This Time It Is Not Different: Walter Bagehot and the Persistent Concerns of Financial Macroeconomics: The Development of Central Banking Practice in the Mid-Nineteenth Century: Robert Peel’s Successors and “Suspension Letters”
But that the 1844 Bank of England Recharter Act made lender-of-last-resort operations illegal did not mean that they were not thereafter undertaken.
As Robert Peel wrote in 1844, looking back on the Bank Recharter Act, the mere fact that the Act had made lender-of-last-resort operations illegal did not mean that they should not or would not be undertaken:
My confidence is unshaken that we have taken all the Precautions which legislation can prudently take up against the Recurrence of a pecuniary Crisis. It my occur in spite of our Precautions, and if it does, and if it be necessary to assume a grave responsibility for the purpose of meeting it, I dare say men will be found willing to assume such a responsibility. I would rather trust to this than impair the efficiency and probable success of those measures by which one hopes to control evil tendencies in their beginning, and to diminish the risk that extraordinary measures may be necessary...
Peel saw a choice: either (i) give the Bank of England explicit powers (and so run the risk that financiers, expecting that those powers would be used, would exploit moral hazard and so produce irrational exuberance, extravagant overleverage, and repeated frequent financial crises), or (ii) forbid the Bank of England from acting and rely on financial statesmen in the future to take actions ultra vires under the principle that in the end salus populi suprema lex. Peel chose (ii). To him and his peers, the risks that granting explicit powers would enable moral hazard appeared greater than the risks that when a crisis should come the makers of monetary policy would not understand that their proper role was to create enough “outside money” to satisfy the panic demand for safe, liquid assets and so eliminate the gap between planned economy-wide spending and expected income that would otherwise generate a deep economic downturn.

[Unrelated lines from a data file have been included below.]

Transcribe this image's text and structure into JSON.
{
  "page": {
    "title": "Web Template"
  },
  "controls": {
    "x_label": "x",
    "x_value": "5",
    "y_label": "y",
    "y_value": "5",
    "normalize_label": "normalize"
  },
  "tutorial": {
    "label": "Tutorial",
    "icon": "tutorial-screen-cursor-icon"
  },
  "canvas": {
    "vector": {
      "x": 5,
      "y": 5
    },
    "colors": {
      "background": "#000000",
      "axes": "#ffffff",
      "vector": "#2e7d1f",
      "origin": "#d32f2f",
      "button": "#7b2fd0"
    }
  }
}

And, indeed, Peel’s expectations of how his successors would act in a crisis were rational. Men were indeed found willing to assume a grave responsibility and go ultra vires and undertake actions that they had no legal power to perform—indeed, actions that they were expressly forbidden by the terms of the Bank of England’s new charter from undertaking. The Governors of the Bank of England, however, would not expand their balance sheet beyond its legal limit purely on their own initiative, however. They required first a blessing from the government of the day.
The blessing took the form of a “suspension letter” written by the Chancellor of the Exchequer—the British Treasury Secretary. First in 1847 and then in 1857 and then in 1866, the Chancellor would write a letter to the Governor of the Bank of England stating that he was suspending for the duration of the financial crisis those provisions of the 1844 Bank Recharter Act of 1844 that restricted the Bank of England’s ability to expand its balance sheet. Nothing in the black-letter law or in previous custom gave the Chancellor any such power to at his will suspend provisions of a corporation charter and grant the corporation extra privileges and powers above those Parliament had granted it. Successive Chancellors did so anyway. They judged it, as Peel had foretold: “necessary to assume a grave responsibility for the purpose of meeting” the crisis. They did so. And few people complained.

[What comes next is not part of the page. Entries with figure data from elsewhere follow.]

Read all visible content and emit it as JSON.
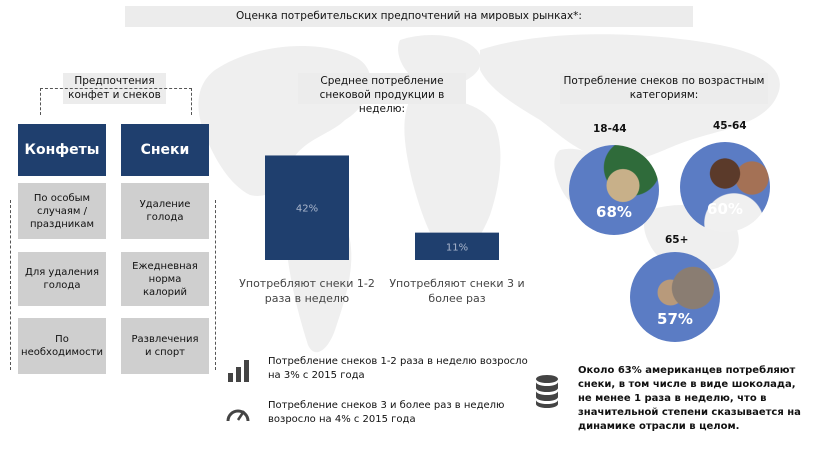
{
  "title": "Оценка потребительских предпочтений на мировых рынках*:",
  "left": {
    "header": "Предпочтения конфет и снеков",
    "columns": [
      {
        "label": "Конфеты",
        "items": [
          "По особым случаям / праздникам",
          "Для удаления голода",
          "По необходимости"
        ]
      },
      {
        "label": "Снеки",
        "items": [
          "Удаление голода",
          "Ежедневная норма калорий",
          "Развлечения и спорт"
        ]
      }
    ]
  },
  "middle": {
    "header": "Среднее потребление снековой продукции в неделю:"
  },
  "chart_data": {
    "type": "bar",
    "categories": [
      "Употребляют снеки 1-2 раза в неделю",
      "Употребляют снеки 3 и более раз"
    ],
    "values": [
      42,
      11
    ],
    "value_labels": [
      "42%",
      "11%"
    ],
    "ylim": [
      0,
      45
    ],
    "color": "#1f3f6e"
  },
  "right": {
    "header": "Потребление снеков по возрастным категориям:",
    "age_groups": [
      {
        "label": "18-44",
        "value": "68%"
      },
      {
        "label": "45-64",
        "value": "60%"
      },
      {
        "label": "65+",
        "value": "57%"
      }
    ]
  },
  "notes": {
    "growth_1": "Потребление снеков 1-2 раза в неделю возросло на 3% с 2015 года",
    "growth_2": "Потребление снеков 3 и более раз в неделю возросло на 4% с 2015 года",
    "americans": "Около 63% американцев потребляют снеки, в том числе в виде шоколада, не менее 1 раза в неделю, что в значительной степени сказывается на динамике отрасли в целом."
  },
  "colors": {
    "dark_blue": "#1f3f6e",
    "grey_box": "#cfcfcf",
    "header_bg": "#ececec",
    "photo_blue": "#5b7cc4"
  },
  "icons": [
    "bar-chart-icon",
    "gauge-icon",
    "database-icon"
  ]
}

One who did complain was the irate Karl Marx. He asked whether:
it [will] be believed that the Committee has contrived to simultaneously vindicate the perpetuity of the law and the periodical recurrence of its infraction? Laws have usually been designed to circumscribe the discretionary power of Government. Here, on the contrary, the law seems only continued in order to continue to the Executive the discretionary power of overruling it. The Government letter, authorizing the Bank of England to meet the demands for discount and advances upon approved securities beyond the limits of the circulation prescribed by the Act of 1844, was issued on Nov. 12...
The reason that few people complained was that the system seemed to work less badly than other systems that could be envisioned. The system was inconsistent—and that annoyed Marx. But the Act’s originator’s blessing of ultra vires lender-of-last-resort powers coupled with the Act’s text’s forbidding of them accomplished Charles Kindleberger’s “neat trick... sleight of hand... trick with mirrors...” and made it possible for the “lender of last resort... [to] exist... but [for] his presence [ex ante] tp be doubted”; for the Bank of England to “come to the rescue in order to prevent needless deflation, but always leave it uncertain whether rescue will arrive in time or at all, so as to instill caution...”
And most frequently, in the third quarter of the nineteenth century at least, the taking on of risk onto the Bank of England’s books and the issuing of additional banknotes above the legal limit was not needed: simply the declaration that the Chancellor of the Exchequer had sent a suspension letter to the Governor of the Bank of England, or even was just planning to send a suspension letter, was enough to eliminate the high demand for additional safe, liquid savings vehicles all by itself.